Advanced Filtering (BPF Syntax)

  • Capture packets with specific TCP flags:

    sudo tcpdump -i eth0 'tcp[tcpflags] & (tcp-syn|tcp-ack) != 0'

    Capture TCP packets that have either the SYN or ACK flag set. (This is an example, more specific flag combinations are possible).

  • Capture packets within a specific byte range:

    sudo tcpdump -i eth0 'udp[0:2] = 0x1234'

    Capture UDP packets where the first two bytes of the payload match 0x1234.

  • Capture packets with specific EtherType:

    sudo tcpdump -i eth0 'ether proto 0x0806'

    Capture ARP packets (EtherType 0x0806).

Common Patterns

  • Troubleshooting a web server connection:

    sudo tcpdump -i eth0 -nn 'host 192.168.1.50 and (port 80 or port 443)'

    Watch HTTP/HTTPS traffic to/from a specific client IP.

  • Diagnosing DNS issues:

    sudo tcpdump -i eth0 -nn 'udp port 53'

    Observe DNS queries and responses.

  • Capturing SSH sessions:

    sudo tcpdump -i eth0 -nn 'tcp port 22'

    Monitor traffic on the SSH port.

  • Saving all traffic from a specific host to a file:

    sudo tcpdump -i eth0 -w all_traffic_from_client.pcap host 192.168.1.75

    Useful for later analysis with Wireshark or other tools.

  • Analyzing traffic that is NOT going to a specific server:

    sudo tcpdump -i eth0 -nn 'not dst host 10.0.0.1'

    See what else is happening on the network if you suspect interference from a specific destination.

  • Capturing traffic from a specific MAC address:

    sudo tcpdump -i eth0 -nn ether src aa:bb:cc:dd:ee:ff

    Filter traffic based on the source MAC address.

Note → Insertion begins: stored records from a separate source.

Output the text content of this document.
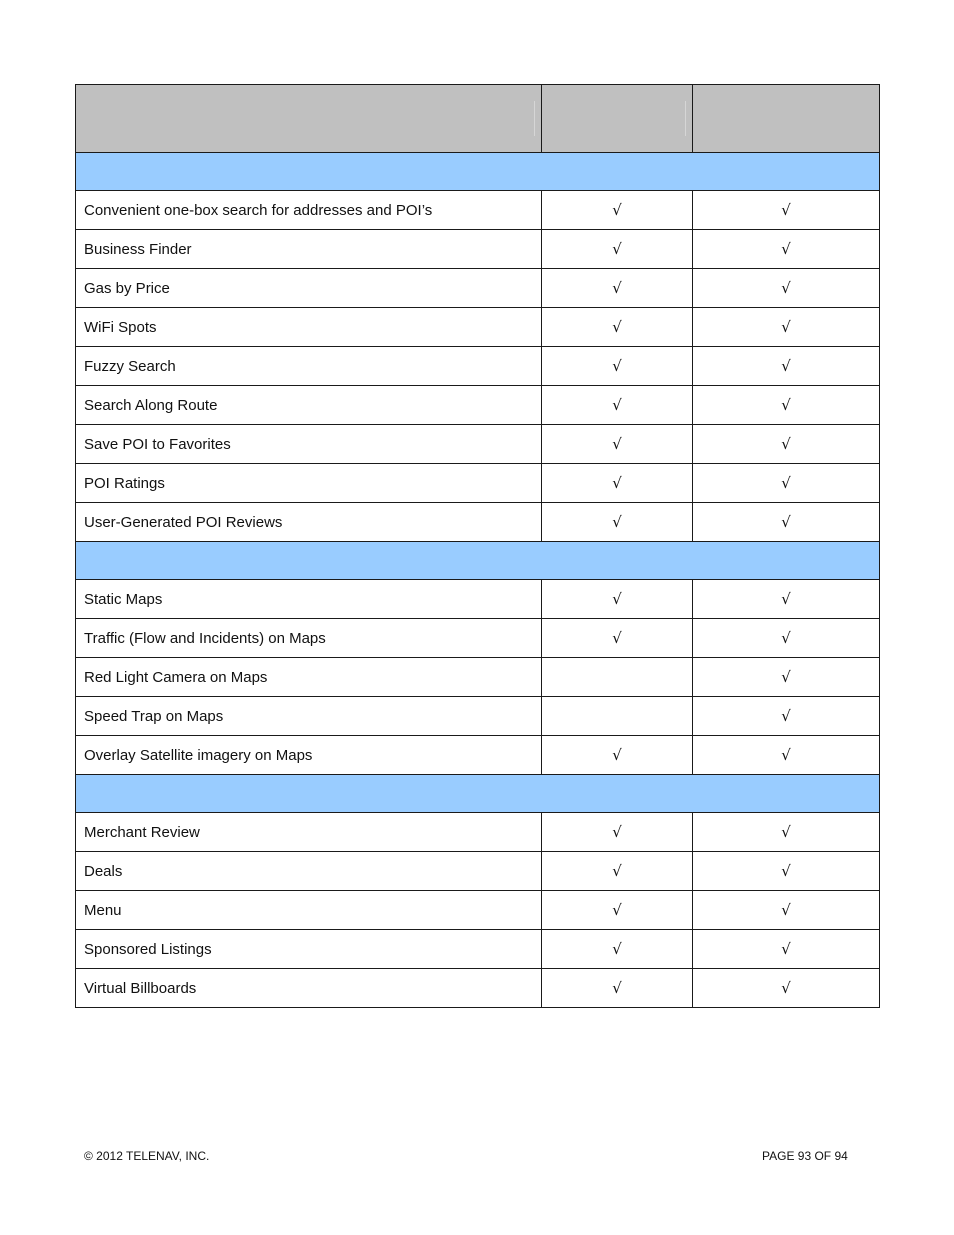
Convenient one-box search for addresses and POI’s	√	√
Business Finder	√	√
Gas by Price	√	√
WiFi Spots	√	√
Fuzzy Search	√	√
Search Along Route	√	√
Save POI to Favorites	√	√
POI Ratings	√	√
User-Generated POI Reviews	√	√

Static Maps	√	√
Traffic (Flow and Incidents) on Maps	√	√
Red Light Camera on Maps		√
Speed Trap on Maps		√
Overlay Satellite imagery on Maps	√	√

Merchant Review	√	√
Deals	√	√
Menu	√	√
Sponsored Listings	√	√
Virtual Billboards	√	√
© 2012 TELENAV, INC.	PAGE 93 OF 94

  • Saving packet dumps for Wireshark analysis:

    sudo tcpdump -i any -s 0 -w network_capture.pcap

    Capture everything from all interfaces with full packet length and save to a file for detailed GUI analysis.

Gotchas

  • Permissions: Capturing network traffic usually requires root or administrator privileges. Always use sudo when capturing live traffic.
  • Interface Name: Ensure you are specifying the correct network interface name. Use tcpdump -D to list available interfaces.
  • Filter Syntax: The BPF filter syntax can be tricky. Double-check your expressions, especially when combining multiple conditions. Single quotes around filters are often necessary to prevent shell expansion.
  • Snaplen (-s): By default, tcpdump might not capture the full packet content (snapshot length). Use -s 0 to ensure the entire packet is captured, which is crucial for deep analysis, but it will consume more resources and disk space.
  • Hostname Resolution (-n): Without -n and -nn, tcpdump will try to resolve IP addresses to hostnames and port numbers to service names. This can significantly slow down capture and might not always be accurate if DNS is having issues.
  • "No such device" error: This usually means the interface name is incorrect or the interface is not active.
  • "Permission denied" error: This means you don’t have sufficient privileges to capture on the specified interface. Use sudo.
  • Large Files: Capturing traffic for extended periods, especially on busy networks, can generate very large .pcap files. Use filters, -c (count), or -w with caution, and consider tools like tshark or Wireshark for post-processing.
  • any interface: While useful, capturing on any can sometimes be less performant than specifying a single interface, and it might capture traffic you don’t expect if you have multiple active interfaces.